Opowiem w skrócie: projektant, który odpowiada za wygląd pierwszego Mini nowej ery (model R50/R53) i modelu X5 (E53) chciał wyrazić szybką opinię na temat modelu XM, ale zamiast tego wolał "strzelić sobie w łeb".
Więcej tekstów o projektowaniu aut znajdziesz na gazeta.pl
Wbrew pozorom Stephensonowi, który spędził w koncernie BMW 11 lat, nie chodzi wyłącznie o bezlitosne nabijanie się z następców. Dlatego warto obejrzeć poniższe wideo nie tylko ze względów rozrywkowych, ale i edukacyjnych.
Można też ufać jego opinii albo nie, ale warto pamiętać, że artystę ocenia się po jego dziełach. A Frank Stephenson mimo kontrowersyjnych opinii i nietypowego stylu odpowiada między innymi za projekty Maserati GranSport, Maserati MC12, Ferrari FXX i Ferrari F430, całą linię McLarenów (od MP4 i P1 po modele 570S, 675LT i 720S) oraz Fiaty: Punto, Bravo oraz 500. Pomagał też projektować Forda Escorta RS Coswortha.
Od pewnego czasu Stephenson zabiega o widownię swojego kanału na YouTube, dlatego nie stroni od kontrowersji, ale przy okazji ma sporo do powiedzenia. Teraz próbuje znaleźć przyczyny wyglądu nowego BMW XM, bo jak twierdzi, takie projekty nigdy nie są dziełem przypadku.
Dlatego projektant nie chce poprzestać na stwierdzeniu, że nieudany projekt. Na załączonym wideo przeprowadza drobiazgową analizę jego wyglądu, ale go nie oszczędza. Jego zdaniem karoseria BMW ma zbyt wiele przecinających się linii i płaszczyzn.
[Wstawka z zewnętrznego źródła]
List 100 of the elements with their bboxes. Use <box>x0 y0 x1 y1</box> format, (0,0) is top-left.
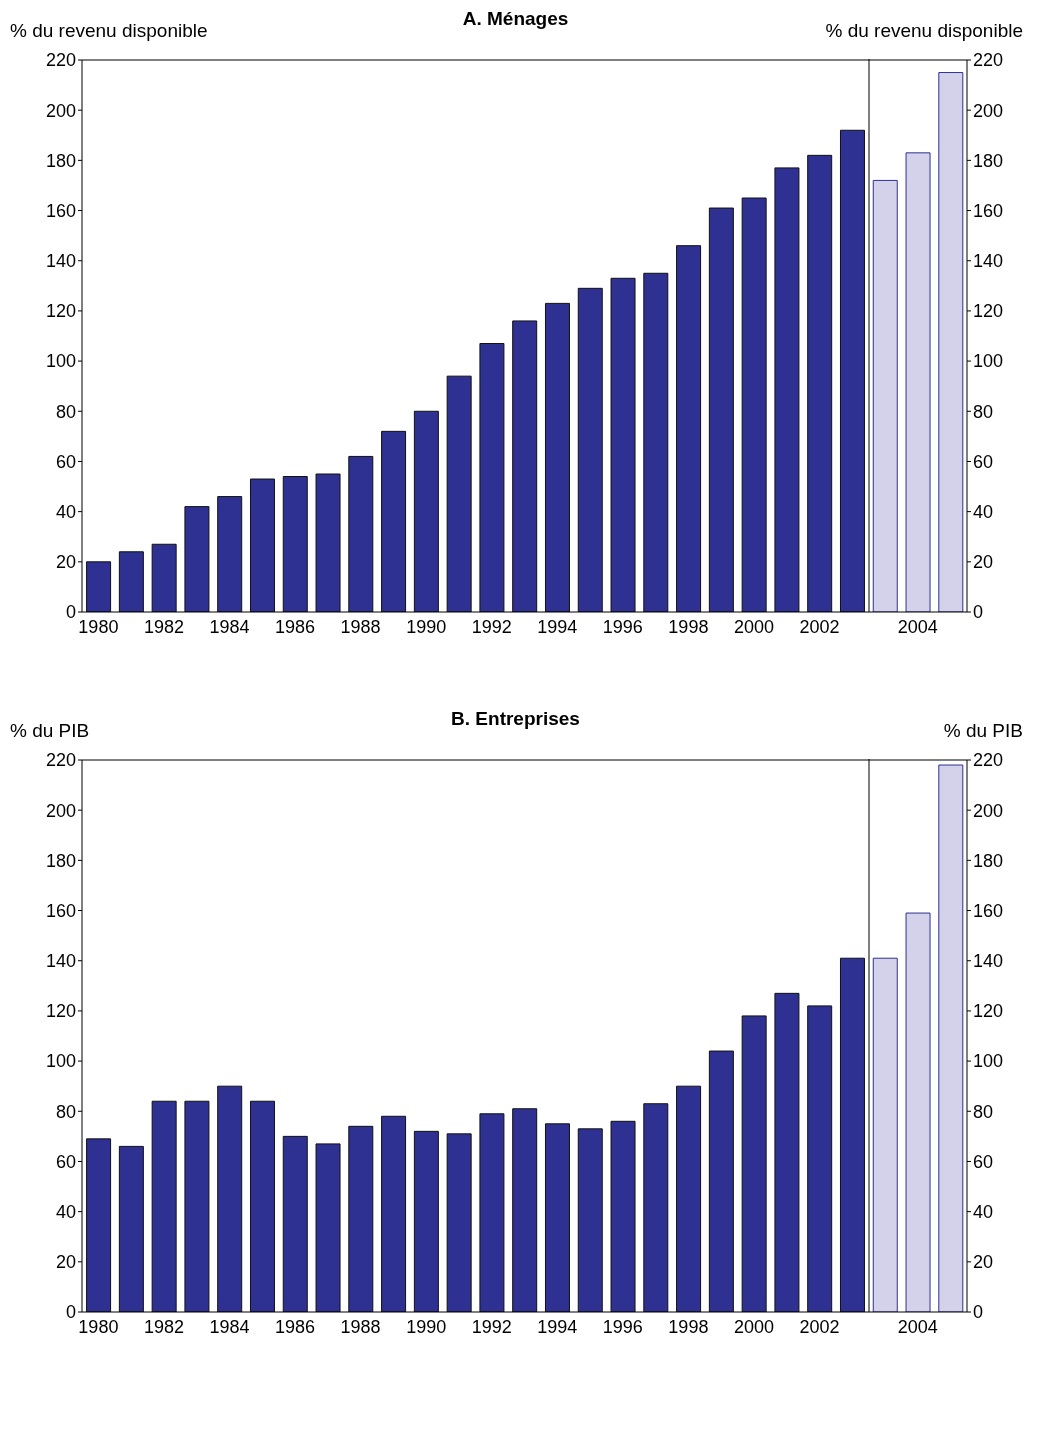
bar <box>708 1050 734 1312</box>
bar <box>807 1005 833 1312</box>
y2-tick-label: 80 <box>973 1101 994 1122</box>
bar <box>184 506 210 612</box>
y-tick-label: 180 <box>45 850 76 871</box>
bar <box>151 543 177 612</box>
bar <box>610 277 636 612</box>
bar <box>413 1130 439 1312</box>
y2-tick-label: 120 <box>973 301 1004 322</box>
x-tick-label: 2004 <box>897 616 938 637</box>
bar <box>643 272 669 612</box>
bar <box>905 152 931 612</box>
y2-tick-label: 20 <box>973 1252 994 1273</box>
y2-tick-label: 0 <box>973 1302 984 1323</box>
bar <box>184 1100 210 1312</box>
x-tick-label: 1996 <box>602 1316 643 1337</box>
y2-tick-label: 100 <box>973 351 1004 372</box>
bar <box>577 287 603 612</box>
bar <box>249 1100 275 1312</box>
x-tick-label: 1994 <box>537 616 578 637</box>
y-tick-label: 220 <box>45 750 76 771</box>
y-tick-label: 140 <box>45 951 76 972</box>
bar <box>381 1115 407 1312</box>
y2-tick-label: 200 <box>973 100 1004 121</box>
y-axis-title: % du PIB <box>10 720 90 742</box>
bar <box>938 72 964 612</box>
y2-tick-label: 200 <box>973 800 1004 821</box>
bar <box>577 1128 603 1312</box>
y-tick-label: 0 <box>65 602 76 623</box>
bar <box>479 343 505 612</box>
x-tick-label: 2004 <box>897 1316 938 1337</box>
x-tick-label: 1998 <box>668 616 709 637</box>
y2-tick-label: 60 <box>973 1151 994 1172</box>
bar <box>512 1108 538 1312</box>
bar <box>348 455 374 612</box>
bar <box>741 1015 767 1312</box>
x-tick-label: 1986 <box>275 1316 316 1337</box>
y2-tick-label: 40 <box>973 1202 994 1223</box>
y-tick-label: 100 <box>45 351 76 372</box>
bar <box>544 302 570 612</box>
x-tick-label: 1980 <box>78 616 119 637</box>
bar <box>315 473 341 612</box>
bar <box>118 551 144 612</box>
x-tick-label: 1980 <box>78 1316 119 1337</box>
x-tick-label: 1988 <box>340 1316 381 1337</box>
y2-tick-label: 140 <box>973 951 1004 972</box>
bar <box>118 1145 144 1312</box>
bar <box>479 1113 505 1312</box>
x-tick-label: 1990 <box>406 616 447 637</box>
x-tick-label: 1982 <box>143 616 184 637</box>
bar <box>249 478 275 612</box>
bar <box>774 167 800 612</box>
y2-tick-label: 20 <box>973 552 994 573</box>
y-tick-label: 200 <box>45 100 76 121</box>
y-tick-label: 80 <box>55 1101 76 1122</box>
chart-title: A. Ménages <box>462 8 569 29</box>
y2-tick-label: 80 <box>973 401 994 422</box>
bar <box>86 1138 112 1312</box>
y2-tick-label: 100 <box>973 1051 1004 1072</box>
y-tick-label: 160 <box>45 900 76 921</box>
bar <box>217 1085 243 1312</box>
y-tick-label: 120 <box>45 1001 76 1022</box>
bar <box>676 1085 702 1312</box>
bar <box>348 1125 374 1312</box>
bar <box>839 957 865 1312</box>
bar <box>905 912 931 1312</box>
y2-axis-title: % du PIB <box>943 720 1023 742</box>
bar <box>676 245 702 612</box>
y-tick-label: 200 <box>45 800 76 821</box>
x-tick-label: 1998 <box>668 1316 709 1337</box>
bar <box>512 320 538 612</box>
y-tick-label: 180 <box>45 150 76 171</box>
bar <box>839 129 865 612</box>
y2-tick-label: 220 <box>973 750 1004 771</box>
bar <box>282 1135 308 1312</box>
y2-tick-label: 180 <box>973 150 1004 171</box>
bar <box>446 375 472 612</box>
y2-tick-label: 180 <box>973 850 1004 871</box>
y-tick-label: 0 <box>65 1302 76 1323</box>
bar <box>315 1143 341 1312</box>
bar <box>544 1123 570 1312</box>
bar <box>446 1133 472 1312</box>
y-tick-label: 40 <box>55 502 76 523</box>
x-tick-label: 2002 <box>799 1316 840 1337</box>
y-tick-label: 160 <box>45 200 76 221</box>
x-tick-label: 2000 <box>733 616 774 637</box>
y2-tick-label: 60 <box>973 451 994 472</box>
x-tick-label: 1992 <box>471 616 512 637</box>
x-tick-label: 1984 <box>209 1316 250 1337</box>
y-tick-label: 220 <box>45 50 76 71</box>
x-tick-label: 1994 <box>537 1316 578 1337</box>
x-tick-label: 1992 <box>471 1316 512 1337</box>
y-tick-label: 20 <box>55 552 76 573</box>
x-tick-label: 2002 <box>799 616 840 637</box>
bar <box>217 496 243 612</box>
y-tick-label: 100 <box>45 1051 76 1072</box>
bar <box>938 764 964 1312</box>
bar <box>381 430 407 612</box>
y-tick-label: 40 <box>55 1202 76 1223</box>
y2-axis-title: % du revenu disponible <box>825 20 1023 42</box>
Przeszkadzają mu zwłaszcza nietypowe błotniki. Stephenson twierdzi, że tak kończą auta, których projektanci nie wiedzą, kiedy powiedzieć: stop. Nie podobają mu się też reflektory, ani atrapa chłodnicy. Poza tym uważa, że cały projekt nie jest spójny, a to dopiero początek jego zarzutów.
Na szczęście bawarskiej marki Amerykanin znalazł w sylwetce nowego studium BMW jakieś pozytywy. Frank Stephenson ma też teorie na temat kierunku, w których zmierza wzornictwo BMW. Jeśli chcecie je poznać, musicie obejrzeć film.
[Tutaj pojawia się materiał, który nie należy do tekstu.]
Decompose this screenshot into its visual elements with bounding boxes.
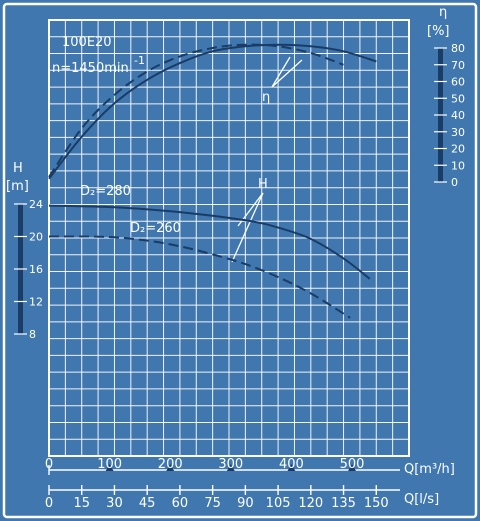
eta-tick-label: 10 [451,159,465,172]
plot-border [48,19,410,457]
eta-tick-label: 0 [451,176,458,189]
eta-tick-label: 30 [451,126,465,139]
efficiency-callout-line-2 [271,59,303,88]
q-m3h-tick-marker [166,464,175,471]
q-ls-axis-title: Q[l/s] [404,492,439,507]
head-callout-line-2 [231,192,264,263]
eta-axis-symbol: η [439,5,447,20]
head-callout-label: H [258,177,268,192]
q-ls-tick-label: 15 [73,496,90,511]
q-m3h-tick-label: 200 [158,457,183,472]
q-m3h-tick-marker [348,464,357,471]
q-m3h-tick-label: 0 [45,457,53,472]
q-ls-tick-label: 90 [237,496,254,511]
curve-label-d280: D₂=280 [80,184,131,199]
eta-tick-label: 80 [451,42,465,55]
q-m3h-tick-marker [226,464,235,471]
speed-label: n=1450min [52,61,129,76]
q-ls-tick-label: 105 [266,496,291,511]
q-m3h-tick-label: 100 [97,457,122,472]
q-m3h-tick-label: 500 [340,457,365,472]
efficiency-curve-dashed [48,43,344,178]
efficiency-curve-solid [48,43,377,180]
eta-tick-label: 70 [451,59,465,72]
q-ls-tick-label: 0 [45,496,53,511]
h-axis-unit: [m] [6,179,29,194]
eta-tick-label: 60 [451,76,465,89]
speed-exponent: -1 [134,54,145,67]
curve-label-d260: D₂=260 [130,221,181,236]
q-m3h-tick-label: 400 [279,457,304,472]
q-ls-tick-label: 60 [172,496,189,511]
eta-tick-label: 40 [451,109,465,122]
h-axis-symbol: H [13,161,23,176]
eta-tick-label: 20 [451,143,465,156]
h-tick-label: 24 [29,198,43,211]
q-m3h-axis-title: Q[m³/h] [404,462,455,477]
q-ls-tick-label: 45 [139,496,156,511]
q-ls-tick-label: 135 [331,496,356,511]
model-label: 100E20 [62,35,112,50]
q-m3h-tick-marker [287,464,296,471]
h-tick-label: 12 [29,296,43,309]
eta-tick-label: 50 [451,92,465,105]
q-ls-tick-label: 120 [298,496,323,511]
head-curve-dashed [48,235,351,319]
curves [48,43,377,319]
q-ls-tick-label: 150 [364,496,389,511]
h-tick-label: 20 [29,231,43,244]
efficiency-callout-line-1 [271,56,291,88]
grid [49,20,409,456]
q-ls-tick-label: 30 [106,496,123,511]
q-m3h-tick-marker [105,464,114,471]
efficiency-callout-label: η [262,90,270,105]
eta-axis-unit: [%] [427,24,450,39]
head-curve-solid [48,204,371,280]
h-tick-label: 16 [29,263,43,276]
h-tick-label: 8 [29,328,36,341]
q-m3h-tick-label: 300 [218,457,243,472]
q-ls-tick-label: 75 [204,496,221,511]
Przypomnijmy, że model XM ma być pierwszym od czasu modelu M1 ekskluzywnym autem sportowej dywizji M.To bardzo ważny, wręcz przełomowy samochód dla bawarskiej marki. Ma uczcić pół wieku, które minęło od powstania marki M GmbH.
Prezentowany pojazd koncepcyjny mniej więcej odzwierciedla wygląd modelu, który trafi do seryjnej produkcji. Wbrew oczekiwaniom ma hybrydowy, a nie elektryczny napęd. Po naładowaniu z gniazdka będzie zdolny do przejechania na prądzie do 80 km, a jego maksymalna moc wyniesie aż 750 KM.
Stylistyka BMW Concept XM to ekstrawagancka deklaracja BMW M złożona w samym w sercu segmentu samochodów luksusowych
- powiedział szef projektantów BMW Domagoj Dukec
No cóż, jego słynny poprzednik ma na ten temat inne zdanie. Nie trzeba go podzielać, ale warto je poznać. Na koniec i obronę niemieckiej marki dodamy, że inny słynny projektant uważa, że wzornictwo BMW zmierza w dobrym kierunku.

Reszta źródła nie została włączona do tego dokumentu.